Throughout President Reagan's 8 years in office, the average Federal tax rate was 20.9 percent, never dropping below 20.2. In contrast, in his first year, the average rate under President Obama was 17.4. In other words, after taking into account all the tax breaks and tax loopholes--especially the Recovery Act's Making Work Pay tax cut--Americans, in 2009, paid 2.8 percent less of their income to the Federal Government than they paid during Ronald Reagan's best year. Ronald Reagan, George Bush, Bill Clinton, the other George Bush, and President Obama. By far, President Obama has the lowest tax rates.
Perhaps if the average Federal tax rate under President Obama was as high as those during President Clinton's second term, then maybe Republicans would have a better argument. Of course, President Clinton's second term also saw significant job growth and expanding economy, and the only Federal budget surpluses since 1969--four in a row. But to complain about Federal deficits and then immediately call for cutting taxes on the highest income brackets--even lower than the current 31-year low under President Obama--shows significant hypocrisy or a lack of basic addition and subtraction skills.
So as today's Republicans try to spin a tax fairy tale, where the lowest Federal tax rate in 31 years under President Obama is somehow too high, while ignoring the higher rates through the eighties and nineties, perhaps it's time once again to ask: What would Ronald Reagan have done?

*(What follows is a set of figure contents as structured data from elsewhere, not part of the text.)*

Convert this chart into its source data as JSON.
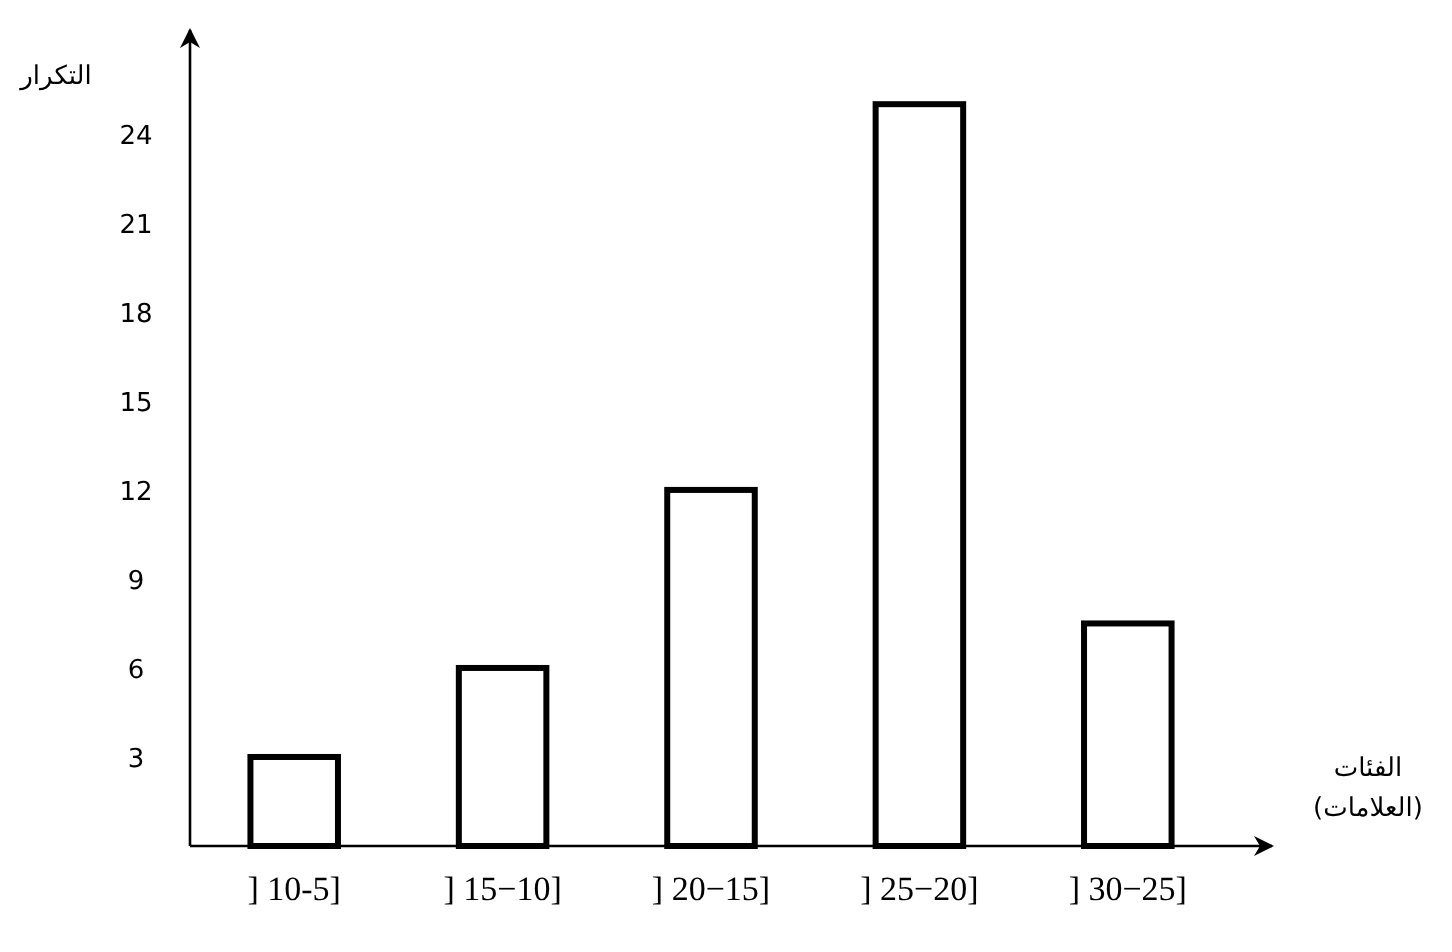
{
  "chart_data": {
    "type": "bar",
    "ylabel": "التكرار",
    "xlabel": "الفئات\n(العلامات)",
    "categories": [
      "] 10-5]",
      "] 15−10]",
      "] 20−15]",
      "] 25−20]",
      "] 30−25]"
    ],
    "values": [
      3,
      6,
      12,
      25,
      7.5
    ],
    "color": "#000000",
    "ylim": [
      0,
      27.5
    ],
    "yticks": [
      3,
      6,
      9,
      12,
      15,
      18,
      21,
      24
    ]
  }
}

Republicans, even those who profess to idolize President Reagan, of course, won't ask because they don't want to hear the answer. Following the significant initial tax cuts in 1981, President Reagan subsequently signed into law a host of taxes to try to bring the budget back into balance. Five times he raised taxes in his 8 years.
Madam Speaker, as Congress debates the extension of the current tax burden, comprehensive tax reform, and overall budget deficits, I again feel compelled to ask my colleagues: What would Ronald Reagan do?